Bab 116. Seimbang dan Sempurna
Kota Bianjing tetap tidak berubah dari sebelumnya. Arus orang mengalir tanpa henti, teriakan pedagang bergema tanpa henti, dan kios minuman harum serta toko makanan ringan berjejer di setiap jalan dan gang. Ming Shu menyukai Bianjing, mengagumi kehangatan dan kemakmuran kota yang unik. Baginya, itu seperti pertunjukan kembang api abadi yang tidak akan pernah pudar.
Dia telah mengalami banyak hal di kota ini dan bertemu banyak orang – baik dan buruk. Namun, semua itu tidak mengurangi rasa cintanya pada Bianjing.
“Apa yang menarik? Kau tampak benar-benar terpesona!” Wen An mendekat dari belakang, bergabung dengannya di pagar pembatas jalan.
Hari ini, Ming Shu mengadakan makan malam di Feng Lou untuk Wen An dan Yin Shujun, dengan tujuan untuk membahas urusan Man Tang Hui.
Ming Shu berbalik, bersandar di pagar untuk menghadap mereka. Dia tersenyum lembut, “Aku suka melihat orang-orang yang lewat dan kehidupan Bianjing yang ramai. Aku ingat hari pertama aku di sini bersama Lu Chang. Kami melihat prosesi pernikahan di gerbang kota, dan aku terpesona.”
Dia mengenang hari itu, berkuda bersama Lu Chang, hatinya masih dipenuhi dengan mimpi-mimpi ambisius saat itu – keberhasilan saudaranya dalam ujian kekaisaran dan tujuannya untuk mendapatkan perak.
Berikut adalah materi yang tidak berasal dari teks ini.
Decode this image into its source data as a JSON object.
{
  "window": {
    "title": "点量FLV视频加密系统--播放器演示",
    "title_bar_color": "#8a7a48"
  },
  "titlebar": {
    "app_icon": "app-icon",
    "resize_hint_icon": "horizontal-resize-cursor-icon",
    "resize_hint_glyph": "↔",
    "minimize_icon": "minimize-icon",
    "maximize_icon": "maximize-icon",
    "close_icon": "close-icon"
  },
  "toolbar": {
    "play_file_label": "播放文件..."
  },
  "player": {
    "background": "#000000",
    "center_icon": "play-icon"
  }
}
Sebenarnya, bukankah keduanya menjadi kenyataan?
“Setiap hari terus seperti ini. Apa yang bisa disukai?” Shujun bergabung dengan mereka, sambil membagikan segelas jus plum asin. Dia tidak bisa memahami ketertarikan Ming Shu.
Ming Shu tidak membantah, hanya tersenyum, “Aku sudah lama mengenal kalian berdua dan selalu ingin mentraktir kalian makan. Tidak pernah ada kesempatan, tetapi sekarang, saat kita akan berpisah, kita akhirnya bisa makan malam ini.”
Dulu, saat keluar bersama Wen An dan Shujun, mereka tidak pernah membiarkan Ming Shu menghabiskan uang, karena mereka tahu keadaan keluarganya. Bahkan saat Shujun mengeluh tentang uang sakunya yang tidak mencukupi, itu hanya omong kosong. Meskipun Ming Shu telah membantu mereka, lama-kelamaan menjadi tidak jelas siapa yang lebih banyak membantu siapa.
“Apa maksudmu, 'berpisah'? Aku tidak suka pembicaraan itu,” Wen An mendengus, melangkah masuk ke dalam ruangan. Suaranya terdengar dari dalam, “Yin dan aku tidak ahli dalam mengelola bisnis. Kau membangun Man Tang Hui dari awal. Aku tidak akan membiarkanmu meninggalkannya. Kami akan tetap menjalankan toko untukmu, dan saat kau kembali setelah menyelesaikan urusanmu, kau akan mengelolanya lagi.”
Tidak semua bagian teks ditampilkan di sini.